Sinclair decidió que había llegado la hora y envió al SIS a Bletchley Park, para hacer frente a cualquier eventualidad. Un convoy de camiones militares camuflados se dirigió hacia el norte, mientras muchos de los miembros del GC&CS los adelantaban alegremente en lujosos automóviles privados.

Conduciendo como un poseso, junto con varios compañeros desprevenidos a los que había invitado a su coche, Dillwyn Knox aplicaba su peregrina teoría de que la forma más segura de pasar un cruce es a la máxima velocidad posible, puesto que eso minimiza el tiempo de riesgo.
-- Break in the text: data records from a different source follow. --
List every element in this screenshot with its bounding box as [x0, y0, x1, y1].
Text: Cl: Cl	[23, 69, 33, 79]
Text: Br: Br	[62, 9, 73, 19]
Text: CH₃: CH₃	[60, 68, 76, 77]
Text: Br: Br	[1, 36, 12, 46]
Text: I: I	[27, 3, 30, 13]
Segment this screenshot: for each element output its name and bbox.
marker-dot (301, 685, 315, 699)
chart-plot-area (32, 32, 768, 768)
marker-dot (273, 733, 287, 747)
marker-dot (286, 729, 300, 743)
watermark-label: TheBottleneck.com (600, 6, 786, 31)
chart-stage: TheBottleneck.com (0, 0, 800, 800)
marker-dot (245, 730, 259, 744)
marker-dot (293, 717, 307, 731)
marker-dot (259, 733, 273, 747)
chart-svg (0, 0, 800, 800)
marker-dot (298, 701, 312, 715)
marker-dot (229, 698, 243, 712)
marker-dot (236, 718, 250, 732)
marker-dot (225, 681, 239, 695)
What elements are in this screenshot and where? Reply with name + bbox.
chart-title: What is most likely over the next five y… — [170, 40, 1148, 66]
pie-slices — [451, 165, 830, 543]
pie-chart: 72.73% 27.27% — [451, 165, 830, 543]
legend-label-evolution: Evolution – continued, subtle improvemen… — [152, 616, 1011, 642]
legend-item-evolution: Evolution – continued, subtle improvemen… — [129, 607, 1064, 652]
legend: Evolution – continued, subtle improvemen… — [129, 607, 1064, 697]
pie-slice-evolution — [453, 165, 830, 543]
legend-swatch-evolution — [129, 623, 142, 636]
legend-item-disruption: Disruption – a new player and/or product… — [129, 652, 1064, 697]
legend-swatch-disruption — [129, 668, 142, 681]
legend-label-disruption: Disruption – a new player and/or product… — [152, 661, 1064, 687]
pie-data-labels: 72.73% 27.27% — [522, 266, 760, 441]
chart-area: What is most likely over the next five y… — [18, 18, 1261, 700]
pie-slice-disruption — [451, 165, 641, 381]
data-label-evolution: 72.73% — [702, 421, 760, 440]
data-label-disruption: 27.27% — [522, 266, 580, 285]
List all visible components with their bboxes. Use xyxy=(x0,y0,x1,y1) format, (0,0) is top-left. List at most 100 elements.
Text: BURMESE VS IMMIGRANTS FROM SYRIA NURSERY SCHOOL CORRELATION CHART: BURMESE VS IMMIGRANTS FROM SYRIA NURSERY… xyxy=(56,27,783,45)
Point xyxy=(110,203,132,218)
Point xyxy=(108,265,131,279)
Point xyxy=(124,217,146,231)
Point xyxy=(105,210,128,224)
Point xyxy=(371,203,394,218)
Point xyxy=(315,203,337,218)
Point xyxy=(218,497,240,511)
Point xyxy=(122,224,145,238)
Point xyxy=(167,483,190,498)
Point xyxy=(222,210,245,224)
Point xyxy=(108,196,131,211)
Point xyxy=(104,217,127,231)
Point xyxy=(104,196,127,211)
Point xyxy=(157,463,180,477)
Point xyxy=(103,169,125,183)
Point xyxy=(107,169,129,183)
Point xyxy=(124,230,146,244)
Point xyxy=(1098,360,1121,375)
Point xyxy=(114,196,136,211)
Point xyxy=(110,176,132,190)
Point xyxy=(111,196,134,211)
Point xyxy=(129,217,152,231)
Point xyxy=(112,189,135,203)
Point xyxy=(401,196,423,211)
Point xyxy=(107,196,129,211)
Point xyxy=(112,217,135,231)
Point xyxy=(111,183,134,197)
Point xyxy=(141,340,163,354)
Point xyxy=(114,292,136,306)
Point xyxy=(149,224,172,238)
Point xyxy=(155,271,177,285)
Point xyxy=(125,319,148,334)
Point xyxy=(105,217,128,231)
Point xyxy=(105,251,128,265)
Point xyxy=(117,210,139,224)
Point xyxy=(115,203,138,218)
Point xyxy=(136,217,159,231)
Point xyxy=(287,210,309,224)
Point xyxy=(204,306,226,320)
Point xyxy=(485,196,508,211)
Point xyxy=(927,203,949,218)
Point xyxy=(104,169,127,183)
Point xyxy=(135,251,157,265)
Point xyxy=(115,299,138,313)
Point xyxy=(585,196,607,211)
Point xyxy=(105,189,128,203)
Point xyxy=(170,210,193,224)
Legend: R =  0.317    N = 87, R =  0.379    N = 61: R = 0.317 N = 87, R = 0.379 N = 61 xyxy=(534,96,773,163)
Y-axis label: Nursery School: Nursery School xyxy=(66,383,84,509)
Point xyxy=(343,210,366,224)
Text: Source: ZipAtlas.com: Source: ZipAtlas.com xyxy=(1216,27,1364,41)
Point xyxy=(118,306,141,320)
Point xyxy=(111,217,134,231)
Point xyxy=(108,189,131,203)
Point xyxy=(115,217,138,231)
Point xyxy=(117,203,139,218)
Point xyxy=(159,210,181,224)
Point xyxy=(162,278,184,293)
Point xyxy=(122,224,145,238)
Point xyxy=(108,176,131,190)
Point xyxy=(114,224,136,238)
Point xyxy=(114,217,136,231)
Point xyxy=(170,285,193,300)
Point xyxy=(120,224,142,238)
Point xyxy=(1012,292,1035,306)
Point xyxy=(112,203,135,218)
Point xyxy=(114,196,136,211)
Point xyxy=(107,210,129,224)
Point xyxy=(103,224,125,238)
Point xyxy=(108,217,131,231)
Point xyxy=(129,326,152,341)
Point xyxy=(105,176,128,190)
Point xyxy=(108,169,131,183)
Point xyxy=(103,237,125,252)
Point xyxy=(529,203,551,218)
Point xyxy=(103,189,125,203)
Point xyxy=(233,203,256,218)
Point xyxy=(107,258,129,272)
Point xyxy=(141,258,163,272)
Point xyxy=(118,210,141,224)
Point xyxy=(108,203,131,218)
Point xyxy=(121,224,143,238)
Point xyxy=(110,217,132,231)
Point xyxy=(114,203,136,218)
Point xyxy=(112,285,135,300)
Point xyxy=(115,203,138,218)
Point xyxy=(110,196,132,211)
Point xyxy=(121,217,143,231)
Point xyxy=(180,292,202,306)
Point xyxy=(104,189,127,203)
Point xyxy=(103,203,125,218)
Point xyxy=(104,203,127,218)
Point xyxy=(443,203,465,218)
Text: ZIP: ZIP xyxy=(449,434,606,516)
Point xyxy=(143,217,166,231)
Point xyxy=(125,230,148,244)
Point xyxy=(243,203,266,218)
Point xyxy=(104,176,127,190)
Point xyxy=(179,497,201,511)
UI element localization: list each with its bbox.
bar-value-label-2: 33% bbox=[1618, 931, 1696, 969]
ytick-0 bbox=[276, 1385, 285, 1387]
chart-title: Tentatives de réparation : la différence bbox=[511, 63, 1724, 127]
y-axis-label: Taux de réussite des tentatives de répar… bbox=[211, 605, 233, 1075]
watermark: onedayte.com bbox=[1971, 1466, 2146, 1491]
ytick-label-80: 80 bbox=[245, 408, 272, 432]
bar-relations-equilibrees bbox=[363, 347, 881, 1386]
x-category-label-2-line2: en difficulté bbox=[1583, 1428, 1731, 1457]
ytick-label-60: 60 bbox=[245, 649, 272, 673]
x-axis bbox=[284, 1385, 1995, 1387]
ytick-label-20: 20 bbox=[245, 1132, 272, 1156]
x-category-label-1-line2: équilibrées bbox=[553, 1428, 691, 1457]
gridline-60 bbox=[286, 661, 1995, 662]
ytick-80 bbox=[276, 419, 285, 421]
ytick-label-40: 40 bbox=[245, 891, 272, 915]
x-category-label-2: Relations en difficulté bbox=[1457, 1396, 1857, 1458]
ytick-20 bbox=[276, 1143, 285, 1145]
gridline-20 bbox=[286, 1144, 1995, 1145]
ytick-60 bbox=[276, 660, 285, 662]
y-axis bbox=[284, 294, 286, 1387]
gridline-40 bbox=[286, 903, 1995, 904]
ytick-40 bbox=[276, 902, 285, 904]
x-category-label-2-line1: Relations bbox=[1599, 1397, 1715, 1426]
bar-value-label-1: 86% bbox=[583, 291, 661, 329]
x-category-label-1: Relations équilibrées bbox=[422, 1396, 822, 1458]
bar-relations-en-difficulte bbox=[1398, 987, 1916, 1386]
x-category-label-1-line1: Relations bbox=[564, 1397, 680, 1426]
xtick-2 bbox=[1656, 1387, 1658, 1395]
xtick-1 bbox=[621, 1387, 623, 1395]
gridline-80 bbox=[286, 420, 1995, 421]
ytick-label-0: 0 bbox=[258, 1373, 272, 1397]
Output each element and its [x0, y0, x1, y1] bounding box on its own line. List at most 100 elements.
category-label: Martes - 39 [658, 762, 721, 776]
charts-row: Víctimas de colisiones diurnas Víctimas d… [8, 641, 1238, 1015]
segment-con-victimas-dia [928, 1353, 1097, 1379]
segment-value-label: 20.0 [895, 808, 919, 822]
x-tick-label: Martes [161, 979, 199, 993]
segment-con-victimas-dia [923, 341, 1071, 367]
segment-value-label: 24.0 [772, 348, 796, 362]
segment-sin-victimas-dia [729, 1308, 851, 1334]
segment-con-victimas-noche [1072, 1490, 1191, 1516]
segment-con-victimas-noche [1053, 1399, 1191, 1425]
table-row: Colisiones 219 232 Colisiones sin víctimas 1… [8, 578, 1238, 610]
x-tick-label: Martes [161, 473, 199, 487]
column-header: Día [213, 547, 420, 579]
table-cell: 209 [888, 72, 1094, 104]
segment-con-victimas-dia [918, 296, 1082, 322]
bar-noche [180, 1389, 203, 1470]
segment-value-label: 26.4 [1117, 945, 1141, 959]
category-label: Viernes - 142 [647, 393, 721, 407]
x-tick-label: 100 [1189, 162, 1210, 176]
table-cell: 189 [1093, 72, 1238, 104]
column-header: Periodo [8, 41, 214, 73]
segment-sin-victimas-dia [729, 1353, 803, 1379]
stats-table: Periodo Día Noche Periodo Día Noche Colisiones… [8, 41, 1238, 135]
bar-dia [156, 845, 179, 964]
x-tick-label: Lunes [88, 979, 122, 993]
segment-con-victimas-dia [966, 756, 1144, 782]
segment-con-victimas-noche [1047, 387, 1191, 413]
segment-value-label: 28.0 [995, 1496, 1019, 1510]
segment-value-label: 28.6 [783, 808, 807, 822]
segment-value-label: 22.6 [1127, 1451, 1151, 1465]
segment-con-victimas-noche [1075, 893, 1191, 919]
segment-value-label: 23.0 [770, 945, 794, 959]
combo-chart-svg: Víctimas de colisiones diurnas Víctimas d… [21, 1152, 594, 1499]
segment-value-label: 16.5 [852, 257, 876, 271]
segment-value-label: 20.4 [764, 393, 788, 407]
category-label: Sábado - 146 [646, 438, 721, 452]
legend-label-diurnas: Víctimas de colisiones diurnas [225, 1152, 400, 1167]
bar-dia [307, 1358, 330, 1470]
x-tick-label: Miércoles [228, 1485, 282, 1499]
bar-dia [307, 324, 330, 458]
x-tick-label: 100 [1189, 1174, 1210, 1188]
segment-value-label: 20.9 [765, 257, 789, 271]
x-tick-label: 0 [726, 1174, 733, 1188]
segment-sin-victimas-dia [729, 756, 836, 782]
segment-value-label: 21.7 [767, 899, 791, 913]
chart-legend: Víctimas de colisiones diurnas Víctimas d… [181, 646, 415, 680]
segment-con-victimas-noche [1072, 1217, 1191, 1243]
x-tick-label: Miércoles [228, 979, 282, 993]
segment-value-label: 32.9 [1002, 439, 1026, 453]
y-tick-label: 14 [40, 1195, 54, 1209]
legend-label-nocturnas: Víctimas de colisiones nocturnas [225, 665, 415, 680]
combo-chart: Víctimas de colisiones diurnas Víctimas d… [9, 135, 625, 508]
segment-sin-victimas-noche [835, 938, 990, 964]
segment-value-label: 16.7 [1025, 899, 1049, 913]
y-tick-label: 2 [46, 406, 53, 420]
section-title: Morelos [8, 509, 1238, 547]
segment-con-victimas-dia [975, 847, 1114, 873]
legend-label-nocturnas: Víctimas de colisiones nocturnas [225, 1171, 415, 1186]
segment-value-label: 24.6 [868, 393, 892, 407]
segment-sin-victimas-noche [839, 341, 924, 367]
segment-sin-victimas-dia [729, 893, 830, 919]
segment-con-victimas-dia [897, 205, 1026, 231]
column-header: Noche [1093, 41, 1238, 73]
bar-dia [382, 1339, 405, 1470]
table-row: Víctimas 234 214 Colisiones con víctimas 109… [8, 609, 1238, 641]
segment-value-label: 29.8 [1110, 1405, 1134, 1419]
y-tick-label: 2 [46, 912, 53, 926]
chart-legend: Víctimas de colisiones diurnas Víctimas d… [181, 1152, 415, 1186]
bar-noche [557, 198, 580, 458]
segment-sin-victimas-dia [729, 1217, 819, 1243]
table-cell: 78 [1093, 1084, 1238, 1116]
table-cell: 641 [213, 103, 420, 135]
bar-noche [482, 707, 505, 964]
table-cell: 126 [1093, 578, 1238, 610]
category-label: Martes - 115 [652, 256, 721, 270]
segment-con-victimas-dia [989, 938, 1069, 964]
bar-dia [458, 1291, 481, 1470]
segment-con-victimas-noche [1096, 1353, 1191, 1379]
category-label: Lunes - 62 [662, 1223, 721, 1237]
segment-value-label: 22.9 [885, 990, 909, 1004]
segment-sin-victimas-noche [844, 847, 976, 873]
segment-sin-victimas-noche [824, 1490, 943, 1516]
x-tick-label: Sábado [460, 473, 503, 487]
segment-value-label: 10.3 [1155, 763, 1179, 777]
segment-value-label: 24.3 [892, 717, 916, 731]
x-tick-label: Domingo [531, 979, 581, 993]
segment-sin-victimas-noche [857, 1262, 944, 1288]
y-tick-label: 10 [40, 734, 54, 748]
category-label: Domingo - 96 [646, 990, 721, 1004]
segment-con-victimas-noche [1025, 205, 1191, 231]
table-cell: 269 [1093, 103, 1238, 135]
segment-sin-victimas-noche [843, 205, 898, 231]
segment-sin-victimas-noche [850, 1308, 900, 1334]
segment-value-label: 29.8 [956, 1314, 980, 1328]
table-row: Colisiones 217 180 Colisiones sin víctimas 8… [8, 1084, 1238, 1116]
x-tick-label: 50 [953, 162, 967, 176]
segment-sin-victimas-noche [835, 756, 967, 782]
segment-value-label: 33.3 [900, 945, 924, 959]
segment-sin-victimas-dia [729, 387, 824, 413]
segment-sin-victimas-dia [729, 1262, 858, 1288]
Knox era un veterano de la Sala 40 y una leyenda viviente. Seguía la tradición típicamente inglesa de que el genio verdadero debe llevar aparejada una cierta dosis de locura.

Después de graduarse en lenguas clásicas en el King’s College de Cambridge, fue aceptado como profesor en 1910. Al comienzo de la Gran Guerra intentó alistarse como mensajero, ya que era un experto motorista y ofreció llevar su propia moto al frente. Sin embargo, en lugar de eso fue enviado a trabajar en el ID 25, nombre clave de lo que sería conocido como Sala 40. Allí se reveló pronto como el genio que era, y en una hazaña en solitario había liquidado, sin apenas material, el código usado por el comandante de la flota alemana. En 1931 un violento accidente con la moto le había obligado a dejarla para siempre y a cojear el resto de su vida. En 1936, cuando estaba a punto de dejar el servicio para volver a la universidad, apareció el desafío de Enigma y decidió quedarse, a pesar de sus crecientes problemas de salud que le llevaron a ser operado del estómago con un diagnóstico muy poco tranquilizador. Denniston tenía plena confianza y le puso al cargo del equipo que trabajaba sobre Enigma.

Al llegar a la mansión, los miembros del GC&CS pasearon extasiados por los jardines, admirando el laberinto de setos, el lago, los grandes parterres de rosas y la campiña inglesa extendiéndose ante ellos gracias al ingenioso aprovechamiento del terreno que ocultaba el muro que circundaba el finca. Estaban alojados en hoteles de los alrededores, pero las comidas las tomaban en BP. Sinclair había hecho venir al chef de su restaurante favorito, el Savoy, y cada almuerzo era un acontecimiento gastronómico. El chef era un hombre muy temperamental y cuando agentes del SIS le interrogaron, intentó suicidarse. Le habían considerado sospechoso por ser italiano. Aunque corrió el rumor por Londres de que algo raro había pasado en el Savoy, no se llegó a relacionar con la mansión y las jornadas de caza fuera de temporada.

Knox no estaba de acuerdo en que se contrataran matemáticos ya que consideraba que eran una molestia, pero como Turing era una celebridad en los ambientes académicos, no le dedico más que una fracción de su tradicional mal humor. Se habían conocido poco antes en Londres y con toda probabilidad Turing se debió comportar como el buen alumno, callado y reflexivo, que había sido en el King’s College. Knox consideraba que sus métodos eran algo evidente que se aprendía por sí solo, por lo que en la primera y única lección le explicó los trucos de veterano. Turing tuvo que hacerse él mismo la versión larga de la explicación.